Schweißperlen auf der Stirn, bog er vor'm Dorf in die Felder ab. Nun ging er langsamer. Eine grenzenlose Müdigkeit und das Wehgefühl, das in ihm wühlte, ließ ihn zuletzt stehen bleiben und sich auf den Grasrain des Weges setzen.

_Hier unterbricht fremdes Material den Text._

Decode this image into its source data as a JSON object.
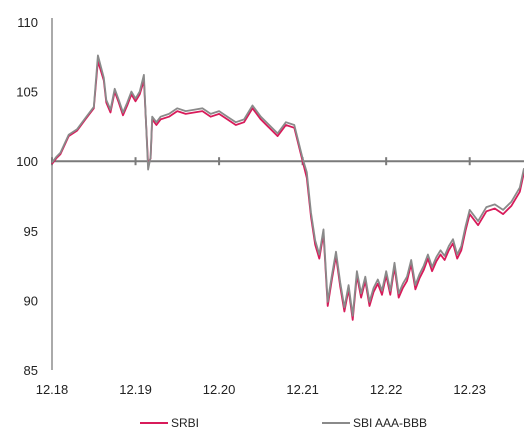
{
  "chart_data": {
    "type": "line",
    "title": "",
    "xlabel": "",
    "ylabel": "",
    "x_range": [
      2018.0,
      2023.65
    ],
    "ylim": [
      85,
      110
    ],
    "y_ticks": [
      85,
      90,
      95,
      100,
      105,
      110
    ],
    "x_ticks": [
      {
        "label": "12.18",
        "x": 2018.0
      },
      {
        "label": "12.19",
        "x": 2019.0
      },
      {
        "label": "12.20",
        "x": 2020.0
      },
      {
        "label": "12.21",
        "x": 2021.0
      },
      {
        "label": "12.22",
        "x": 2022.0
      },
      {
        "label": "12.23",
        "x": 2023.0
      }
    ],
    "reference_line": 100,
    "grid": false,
    "legend_position": "bottom",
    "colors": {
      "srbi": "#d81b5a",
      "sbi": "#8a8a8a",
      "reference": "#7a7a7a",
      "axis": "#555555"
    },
    "series": [
      {
        "name": "SRBI",
        "color": "#d81b5a",
        "x": [
          2018.0,
          2018.05,
          2018.1,
          2018.2,
          2018.3,
          2018.4,
          2018.5,
          2018.55,
          2018.62,
          2018.65,
          2018.7,
          2018.75,
          2018.8,
          2018.85,
          2018.9,
          2018.95,
          2019.0,
          2019.05,
          2019.1,
          2019.15,
          2019.18,
          2019.2,
          2019.25,
          2019.3,
          2019.4,
          2019.5,
          2019.6,
          2019.7,
          2019.8,
          2019.9,
          2020.0,
          2020.1,
          2020.2,
          2020.3,
          2020.4,
          2020.5,
          2020.6,
          2020.7,
          2020.8,
          2020.9,
          2021.0,
          2021.05,
          2021.1,
          2021.15,
          2021.2,
          2021.25,
          2021.3,
          2021.35,
          2021.4,
          2021.45,
          2021.5,
          2021.55,
          2021.6,
          2021.65,
          2021.7,
          2021.75,
          2021.8,
          2021.85,
          2021.9,
          2021.95,
          2022.0,
          2022.05,
          2022.1,
          2022.15,
          2022.2,
          2022.25,
          2022.3,
          2022.35,
          2022.4,
          2022.45,
          2022.5,
          2022.55,
          2022.6,
          2022.65,
          2022.7,
          2022.75,
          2022.8,
          2022.85,
          2022.9,
          2022.95,
          2023.0,
          2023.1,
          2023.2,
          2023.3,
          2023.4,
          2023.5,
          2023.6,
          2023.65
        ],
        "values": [
          99.8,
          100.2,
          100.5,
          101.8,
          102.2,
          103.0,
          103.8,
          107.2,
          105.8,
          104.2,
          103.5,
          105.0,
          104.2,
          103.3,
          104.0,
          104.8,
          104.3,
          104.8,
          105.8,
          99.8,
          100.2,
          103.0,
          102.6,
          103.0,
          103.2,
          103.6,
          103.4,
          103.5,
          103.6,
          103.2,
          103.4,
          103.0,
          102.6,
          102.8,
          103.8,
          103.0,
          102.4,
          101.8,
          102.6,
          102.4,
          100.0,
          98.8,
          96.0,
          94.0,
          93.0,
          94.8,
          89.6,
          91.5,
          93.2,
          91.0,
          89.2,
          90.8,
          88.6,
          91.8,
          90.2,
          91.4,
          89.6,
          90.6,
          91.2,
          90.4,
          91.8,
          90.4,
          92.4,
          90.2,
          90.9,
          91.4,
          92.6,
          90.8,
          91.6,
          92.2,
          93.0,
          92.1,
          92.8,
          93.3,
          92.9,
          93.6,
          94.1,
          93.0,
          93.6,
          95.0,
          96.2,
          95.4,
          96.4,
          96.6,
          96.2,
          96.8,
          97.8,
          99.2
        ]
      },
      {
        "name": "SBI AAA-BBB",
        "color": "#8a8a8a",
        "x": [
          2018.0,
          2018.05,
          2018.1,
          2018.2,
          2018.3,
          2018.4,
          2018.5,
          2018.55,
          2018.62,
          2018.65,
          2018.7,
          2018.75,
          2018.8,
          2018.85,
          2018.9,
          2018.95,
          2019.0,
          2019.05,
          2019.1,
          2019.15,
          2019.18,
          2019.2,
          2019.25,
          2019.3,
          2019.4,
          2019.5,
          2019.6,
          2019.7,
          2019.8,
          2019.9,
          2020.0,
          2020.1,
          2020.2,
          2020.3,
          2020.4,
          2020.5,
          2020.6,
          2020.7,
          2020.8,
          2020.9,
          2021.0,
          2021.05,
          2021.1,
          2021.15,
          2021.2,
          2021.25,
          2021.3,
          2021.35,
          2021.4,
          2021.45,
          2021.5,
          2021.55,
          2021.6,
          2021.65,
          2021.7,
          2021.75,
          2021.8,
          2021.85,
          2021.9,
          2021.95,
          2022.0,
          2022.05,
          2022.1,
          2022.15,
          2022.2,
          2022.25,
          2022.3,
          2022.35,
          2022.4,
          2022.45,
          2022.5,
          2022.55,
          2022.6,
          2022.65,
          2022.7,
          2022.75,
          2022.8,
          2022.85,
          2022.9,
          2022.95,
          2023.0,
          2023.1,
          2023.2,
          2023.3,
          2023.4,
          2023.5,
          2023.6,
          2023.65
        ],
        "values": [
          99.9,
          100.3,
          100.6,
          101.9,
          102.3,
          103.1,
          103.9,
          107.6,
          106.0,
          104.4,
          103.7,
          105.2,
          104.4,
          103.5,
          104.2,
          105.0,
          104.5,
          105.0,
          106.2,
          99.4,
          100.3,
          103.2,
          102.8,
          103.2,
          103.4,
          103.8,
          103.6,
          103.7,
          103.8,
          103.4,
          103.6,
          103.2,
          102.8,
          103.0,
          104.0,
          103.2,
          102.6,
          102.0,
          102.8,
          102.6,
          100.2,
          99.2,
          96.3,
          94.3,
          93.3,
          95.1,
          89.9,
          91.8,
          93.5,
          91.3,
          89.5,
          91.1,
          88.9,
          92.1,
          90.5,
          91.7,
          89.9,
          90.9,
          91.5,
          90.7,
          92.1,
          90.7,
          92.7,
          90.5,
          91.2,
          91.7,
          92.9,
          91.1,
          91.9,
          92.5,
          93.3,
          92.4,
          93.1,
          93.6,
          93.2,
          93.9,
          94.4,
          93.3,
          93.9,
          95.3,
          96.5,
          95.7,
          96.7,
          96.9,
          96.5,
          97.1,
          98.1,
          99.5
        ]
      }
    ]
  }
}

Da saß er lange. Seine Augen brannten, als wenn er geweint hätte. Aber der Trost und die Linderung der Träne waren diesem harten Herzen versagt. Nur immer weiter, bis an die Grenze des Möglichen rückte sein Inneres von den Menschen ab. Ihm war, als ginge er einen Weg der kein Ende nahm und immer finsterer wurde, und da kam es plötzlich über ihn, daß er fortwollte, ganz fort, von allem, was hier war … Er griff nach dem Gewehr, öffnete das Schloß und sah, daß der Kugellauf geladen war … Dann setzte er den Lauf an die Stelle, wo das Herz schlug, und fühlte nach, ob es ihm gelänge, den Finger so an den Abzug zu bringen …
»Friede! …«
War's Einbildung? … Wollte eine Stimme, die ihn zittern machte, ob er sie auch nur mit seinem Herzen hörte, ihn zurückhalten? …
Es scholl wieder, noch lauter, angstvoller:
»Friede! … Friede!!«
Er blickte auf: den Weg entlang kam's! Nun hörte er den Schall der flüchtigen Schritte auf dem grasigen Pfad …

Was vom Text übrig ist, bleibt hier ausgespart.